Playing with Fire - Jim Klimek '06
“My life after graduating was pretty standard for most Park School kids,” says Jim Klimek ’06. The television-radio major moved to Los Angeles where he’d landed a position with the Ellen DeGeneres Show. That’s when his path started to deviate.
“I taught Ellen to play Guitar Hero,” he says. “It was one of my skills at the time, and it got me in the door.” After three years at Ellen, he’d become known as the guy who could juggle and do lighter tricks and other unusual feats. “
I was always telling people, ‘If anything goes wrong, I can fall back on my juggling,’” says Klimek. “I started thinking, could I make this my living?”
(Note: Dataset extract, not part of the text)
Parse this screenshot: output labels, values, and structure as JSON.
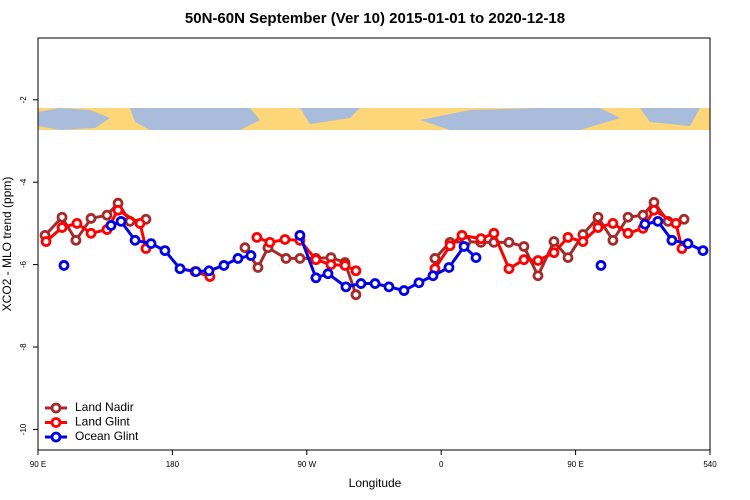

Above: Jim competes on the game show Wipeout. Photo provided.
All those random talents hearkened back to his childhood in Maine. “Throwing rocks and throwing knives was a thing you did,” Klimek says. He started juggling at age 11 after seeing a clown perform. He practiced on his own and soon three balls became four, then five. Eventually he moved on to juggling knives, and fire, and branched out into lighter tricks and freestyle Frisbee moves.
“It didn’t make me popular as a teenager,” he says. “It’s just paying off now.”
While he was still working at Ellen, Klimek auditioned for the Lucent Dossier Experience, a circus company, and from there he began getting bookings to perform his stunts at corporate parties and other gigs. Then Hollywood came calling, offering him work in commercials for companies like Purina and Big Lots, and appearances on Glee and Community. He even won the obstacle game show Wipeout.
Above: Jim juggling. Photo provided.
Although his work is fun, make no mistake: it’s hard work, too. Klimek says he spends at least three hours a day working out and practicing his various talents. “It is its own reward, the idea of living by my own schedule,” he says. “I’m just going to do it as long as I can.”
If juggling doesn’t work out, he is confident he can further leverage his television production skills. “Ithaca has given me the connections and the confidence,” he says. “I always have that safety net.”